Crown Mountain board supports exploring indoor recreation facility in El Jebel
Private individual vows he will provide the funds for sportsplex
Crown Mountain Park and Recreation District’s board of directors voted Wednesday to open discussions with Eagle County to see if a privately funded indoor sportsplex can be pursued at the popular midvalley site.
The board voted 5-0 to open preliminary discussions with county officials to determine if a formal application should be put in motion.
“This is an opportunity that our community could really benefit from,” said board member Leroy Duroux, a former Basalt mayor. “We have to figure out if it’s even possible.”
The board voted 4-1, with Jennifer Riffle dissenting, to explore the possibility at a specific site within the park. The 3.5-acre site is in a part of the park that a prior master plan identified as the best midvalley location for an indoor recreation facility.
The site is right along Valley Road, relatively close to a public bus stop and would not interfere with views of use of open spaces at the park dedicated to sports fields.
“I really like the site location,” said board chairman Tim Power-Smith. “It doesn’t disrupt the natural parkland to the south and it actually has good adjacencies to public transportation. If we’re thinking about seniors and kids, I think they did a nice job of putting that together.”
Riffle said the site wasn’t ideal because it could interfere with views from the Sopris View Apartments across Valley Road.
The sportsplex was proposed by Sheldon Wolitski, a business executive who recently relocated to the Roaring Fork Valley. He shared his passion last summer with Crown Mountain officials about creating and funding indoor recreation facilities in the midvalley. Last week, he urged the Crown Mountain board to let him know if they were interested in formally pursuing the idea.
The main components of his 90,000-square-foot sportsplex include a hockey arena, covered turf and a recreation facility.
While the financial scenarios haven’t been thoroughly discussed, Crown Mountain officials said last week no taxpayer funds would be used for construction. Mary Geiger, the district’s attorney, stressed again Wednesday night that the discussion is very preliminary.
Crown Mountain is essentially voting to “take the county’s temperature,” Geiger said. “That’s all I see this being — to get the conversation going.”

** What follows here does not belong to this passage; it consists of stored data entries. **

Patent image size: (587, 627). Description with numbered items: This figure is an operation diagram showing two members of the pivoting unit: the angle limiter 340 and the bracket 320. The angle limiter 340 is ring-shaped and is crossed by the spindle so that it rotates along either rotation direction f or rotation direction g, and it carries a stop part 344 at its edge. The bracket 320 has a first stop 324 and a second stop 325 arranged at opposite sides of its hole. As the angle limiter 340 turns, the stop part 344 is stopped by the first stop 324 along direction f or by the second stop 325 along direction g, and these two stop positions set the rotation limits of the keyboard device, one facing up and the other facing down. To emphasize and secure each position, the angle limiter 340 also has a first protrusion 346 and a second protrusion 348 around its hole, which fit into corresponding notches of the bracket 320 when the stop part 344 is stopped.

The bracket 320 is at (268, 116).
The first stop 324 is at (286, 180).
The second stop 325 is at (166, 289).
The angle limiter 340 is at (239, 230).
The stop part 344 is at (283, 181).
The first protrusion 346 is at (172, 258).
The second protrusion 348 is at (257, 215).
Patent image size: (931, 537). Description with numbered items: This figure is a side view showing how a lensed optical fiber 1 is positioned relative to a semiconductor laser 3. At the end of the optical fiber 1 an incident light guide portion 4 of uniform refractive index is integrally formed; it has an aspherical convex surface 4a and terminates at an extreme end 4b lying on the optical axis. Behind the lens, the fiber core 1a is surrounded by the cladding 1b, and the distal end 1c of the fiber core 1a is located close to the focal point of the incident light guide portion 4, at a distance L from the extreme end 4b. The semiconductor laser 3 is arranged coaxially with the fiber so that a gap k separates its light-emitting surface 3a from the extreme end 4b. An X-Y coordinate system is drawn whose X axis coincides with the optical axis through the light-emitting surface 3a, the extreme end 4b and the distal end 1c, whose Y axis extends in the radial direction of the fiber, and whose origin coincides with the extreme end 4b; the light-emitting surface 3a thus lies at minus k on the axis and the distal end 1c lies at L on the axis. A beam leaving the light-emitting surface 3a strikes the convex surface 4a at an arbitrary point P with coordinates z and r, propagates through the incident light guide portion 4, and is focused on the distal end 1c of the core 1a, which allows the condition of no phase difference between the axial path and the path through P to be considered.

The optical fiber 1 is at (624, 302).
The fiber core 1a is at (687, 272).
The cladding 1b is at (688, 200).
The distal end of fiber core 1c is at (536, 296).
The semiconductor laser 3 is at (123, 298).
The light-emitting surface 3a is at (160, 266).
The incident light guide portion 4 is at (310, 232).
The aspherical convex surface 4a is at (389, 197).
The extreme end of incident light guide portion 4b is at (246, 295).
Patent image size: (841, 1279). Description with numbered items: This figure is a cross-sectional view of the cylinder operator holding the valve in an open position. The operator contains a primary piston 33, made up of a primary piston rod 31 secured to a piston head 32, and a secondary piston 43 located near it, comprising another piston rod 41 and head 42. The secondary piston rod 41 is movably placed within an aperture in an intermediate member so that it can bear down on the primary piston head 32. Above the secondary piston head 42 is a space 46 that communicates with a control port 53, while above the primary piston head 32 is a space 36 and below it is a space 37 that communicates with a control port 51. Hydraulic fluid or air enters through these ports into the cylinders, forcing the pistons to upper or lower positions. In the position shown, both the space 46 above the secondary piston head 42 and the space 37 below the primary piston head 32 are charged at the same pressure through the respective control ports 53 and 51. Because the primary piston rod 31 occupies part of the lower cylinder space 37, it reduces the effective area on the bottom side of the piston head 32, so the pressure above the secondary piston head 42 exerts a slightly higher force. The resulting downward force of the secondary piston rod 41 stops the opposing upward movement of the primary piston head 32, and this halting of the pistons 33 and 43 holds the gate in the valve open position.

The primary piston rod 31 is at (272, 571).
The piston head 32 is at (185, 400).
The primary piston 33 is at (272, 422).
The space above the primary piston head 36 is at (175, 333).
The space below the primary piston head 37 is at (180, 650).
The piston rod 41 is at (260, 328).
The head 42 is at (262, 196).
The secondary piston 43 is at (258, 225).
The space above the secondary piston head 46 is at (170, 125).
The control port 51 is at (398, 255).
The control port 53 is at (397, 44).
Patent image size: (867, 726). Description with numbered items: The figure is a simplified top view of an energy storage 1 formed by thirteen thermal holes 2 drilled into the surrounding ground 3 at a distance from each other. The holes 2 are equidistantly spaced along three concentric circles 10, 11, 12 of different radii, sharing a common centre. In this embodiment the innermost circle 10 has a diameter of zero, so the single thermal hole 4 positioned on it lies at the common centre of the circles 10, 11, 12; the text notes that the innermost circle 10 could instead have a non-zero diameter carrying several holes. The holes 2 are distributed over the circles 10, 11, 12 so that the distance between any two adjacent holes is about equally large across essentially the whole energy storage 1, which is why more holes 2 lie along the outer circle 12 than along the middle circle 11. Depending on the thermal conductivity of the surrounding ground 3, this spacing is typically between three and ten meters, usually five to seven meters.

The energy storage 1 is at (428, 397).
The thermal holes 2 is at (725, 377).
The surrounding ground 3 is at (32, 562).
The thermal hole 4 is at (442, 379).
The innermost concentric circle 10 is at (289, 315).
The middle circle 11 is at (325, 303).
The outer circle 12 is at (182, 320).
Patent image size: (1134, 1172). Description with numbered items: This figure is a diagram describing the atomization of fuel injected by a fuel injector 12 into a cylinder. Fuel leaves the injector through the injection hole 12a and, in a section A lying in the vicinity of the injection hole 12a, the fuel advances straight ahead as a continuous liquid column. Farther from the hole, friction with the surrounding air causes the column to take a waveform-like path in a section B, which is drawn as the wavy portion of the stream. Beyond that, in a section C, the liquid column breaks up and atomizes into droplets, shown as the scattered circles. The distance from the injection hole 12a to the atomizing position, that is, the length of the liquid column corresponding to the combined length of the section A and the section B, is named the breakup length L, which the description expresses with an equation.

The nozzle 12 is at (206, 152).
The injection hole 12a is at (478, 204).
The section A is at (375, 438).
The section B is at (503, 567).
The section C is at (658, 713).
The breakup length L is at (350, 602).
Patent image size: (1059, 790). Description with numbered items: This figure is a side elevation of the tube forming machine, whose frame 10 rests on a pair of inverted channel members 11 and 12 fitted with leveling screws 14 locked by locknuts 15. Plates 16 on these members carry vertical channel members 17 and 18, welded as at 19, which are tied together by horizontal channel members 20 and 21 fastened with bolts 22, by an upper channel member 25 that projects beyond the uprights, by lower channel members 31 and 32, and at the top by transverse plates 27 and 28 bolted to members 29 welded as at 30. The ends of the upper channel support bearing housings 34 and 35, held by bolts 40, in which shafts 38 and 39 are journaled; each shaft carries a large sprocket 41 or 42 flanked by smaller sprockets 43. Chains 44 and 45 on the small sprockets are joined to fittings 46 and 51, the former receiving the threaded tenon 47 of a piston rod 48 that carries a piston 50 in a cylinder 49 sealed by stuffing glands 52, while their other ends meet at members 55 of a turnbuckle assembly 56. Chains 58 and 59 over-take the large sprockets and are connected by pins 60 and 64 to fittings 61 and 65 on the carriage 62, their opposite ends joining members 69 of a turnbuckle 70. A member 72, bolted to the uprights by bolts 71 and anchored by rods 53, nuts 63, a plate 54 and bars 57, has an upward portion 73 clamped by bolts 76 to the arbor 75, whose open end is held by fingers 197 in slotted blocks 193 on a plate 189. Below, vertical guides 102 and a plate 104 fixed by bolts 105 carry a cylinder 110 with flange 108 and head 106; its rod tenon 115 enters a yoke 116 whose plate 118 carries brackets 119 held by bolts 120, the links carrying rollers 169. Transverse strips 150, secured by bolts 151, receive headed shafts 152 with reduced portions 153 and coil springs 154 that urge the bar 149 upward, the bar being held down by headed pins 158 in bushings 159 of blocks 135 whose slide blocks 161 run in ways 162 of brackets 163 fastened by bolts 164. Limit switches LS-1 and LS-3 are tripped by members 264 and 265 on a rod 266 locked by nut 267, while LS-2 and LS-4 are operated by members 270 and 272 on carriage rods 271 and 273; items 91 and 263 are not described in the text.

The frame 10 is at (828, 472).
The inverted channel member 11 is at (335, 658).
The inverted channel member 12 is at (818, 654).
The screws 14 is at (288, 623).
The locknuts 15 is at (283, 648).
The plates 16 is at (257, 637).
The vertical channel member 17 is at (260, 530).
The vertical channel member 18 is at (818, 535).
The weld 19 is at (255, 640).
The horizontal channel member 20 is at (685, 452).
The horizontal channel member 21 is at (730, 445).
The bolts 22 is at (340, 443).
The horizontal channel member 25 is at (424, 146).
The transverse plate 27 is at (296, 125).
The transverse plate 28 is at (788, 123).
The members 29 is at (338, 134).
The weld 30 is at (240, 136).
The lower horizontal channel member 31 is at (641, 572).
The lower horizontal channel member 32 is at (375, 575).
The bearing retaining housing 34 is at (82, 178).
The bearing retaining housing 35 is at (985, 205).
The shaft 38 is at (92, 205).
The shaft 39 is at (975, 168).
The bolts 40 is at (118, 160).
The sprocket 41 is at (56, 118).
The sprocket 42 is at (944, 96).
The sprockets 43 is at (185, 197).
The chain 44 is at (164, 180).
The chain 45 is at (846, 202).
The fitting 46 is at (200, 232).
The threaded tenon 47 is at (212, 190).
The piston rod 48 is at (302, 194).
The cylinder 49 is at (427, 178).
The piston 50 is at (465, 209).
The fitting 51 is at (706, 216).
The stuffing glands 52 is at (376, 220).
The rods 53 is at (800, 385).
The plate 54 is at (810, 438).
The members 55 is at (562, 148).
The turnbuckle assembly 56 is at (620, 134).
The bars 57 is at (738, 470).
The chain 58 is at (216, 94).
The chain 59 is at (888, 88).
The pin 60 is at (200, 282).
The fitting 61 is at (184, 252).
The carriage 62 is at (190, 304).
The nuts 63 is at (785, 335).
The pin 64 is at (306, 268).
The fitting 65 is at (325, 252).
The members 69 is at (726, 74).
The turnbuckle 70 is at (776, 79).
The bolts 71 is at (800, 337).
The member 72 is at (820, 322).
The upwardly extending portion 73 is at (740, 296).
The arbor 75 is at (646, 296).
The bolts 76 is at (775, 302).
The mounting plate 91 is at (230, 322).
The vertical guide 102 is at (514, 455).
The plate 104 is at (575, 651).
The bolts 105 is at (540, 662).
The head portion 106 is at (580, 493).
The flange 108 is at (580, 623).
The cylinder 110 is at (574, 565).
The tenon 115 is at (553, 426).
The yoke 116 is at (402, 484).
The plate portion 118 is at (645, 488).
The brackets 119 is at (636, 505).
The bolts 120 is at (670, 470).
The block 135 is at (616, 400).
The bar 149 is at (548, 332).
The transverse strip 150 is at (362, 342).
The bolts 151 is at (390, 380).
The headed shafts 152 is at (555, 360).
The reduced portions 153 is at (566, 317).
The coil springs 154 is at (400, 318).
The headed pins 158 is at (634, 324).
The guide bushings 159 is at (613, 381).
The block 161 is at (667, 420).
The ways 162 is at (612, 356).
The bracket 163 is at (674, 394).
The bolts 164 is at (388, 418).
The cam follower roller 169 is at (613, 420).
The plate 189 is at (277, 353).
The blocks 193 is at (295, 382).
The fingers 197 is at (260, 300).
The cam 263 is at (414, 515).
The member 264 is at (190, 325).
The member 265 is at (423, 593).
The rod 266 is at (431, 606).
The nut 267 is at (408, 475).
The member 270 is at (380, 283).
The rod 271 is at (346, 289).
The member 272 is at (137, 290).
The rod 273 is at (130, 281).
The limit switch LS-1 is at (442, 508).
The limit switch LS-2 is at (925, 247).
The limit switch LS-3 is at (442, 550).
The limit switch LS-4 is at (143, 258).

Eagle County owns the 124-acre park and open space site, which is adjoined by vacant U.S. Forest Service land. In addition to being the landlord, the county commissioners would have to approve changes to the existing land-use approvals. Geiger said if the idea proceeds beyond the county’s preliminary look, it would be reviewed in public hearings and everyone would get a chance to comment.
Rebecca Wagner, Crown Mountain Park’s executive director, said big issues for county officials to consider in the preliminary look would include sub-leasing space to Wolitski, traffic generation and the design and land-use review. Another big consideration is whether the intersection at Valley Road and El Jebel Road could handle increased traffic. That has stymied other private and public development proposals. County officials have vowed to fix the haphazardly designed intersection in the near future.
A few members of the public monitored the videoconference meeting and offered comments pro and con.
Bernie Grauer of Basalt said he could support looking at an ice rink but not extensive other facilities.
“Bricks, mortar and parking don’t belong on the Crown Mountain (Park),” he said.
In reality, the Wolitski’s plan would require a public subsidy via a below market land lease or free use of land, he claimed. Grauer noted that the public previously voted against funding an indoor recreation facility.
A proposal to raise property taxes to pay off $25 million in bonds for a facility at Crown Mountain was defeated by a landslide in November 2013: 79% to 21%.
Crown Mountain board member Bonnie Scott said the main objection at that time was the cost to the public. Wolitski plans to raise funds and seek grants to build the facilities in phases. Membership fees would help fund later phases.
Rod Woelfle of the Roaring Fork Valley Soccer Club said the organization is enthusiastically in favor of the plan. He said it represents more than 600 youth soccer players.
It’s a safe bet that there will be significant public debate if and when a formal application is submitted. For now, the idea is to see if Eagle County will even entertain a formal application.
“I don’t want to spend $100,000 of Sheldon’s money then have the county say no,” Wagner said.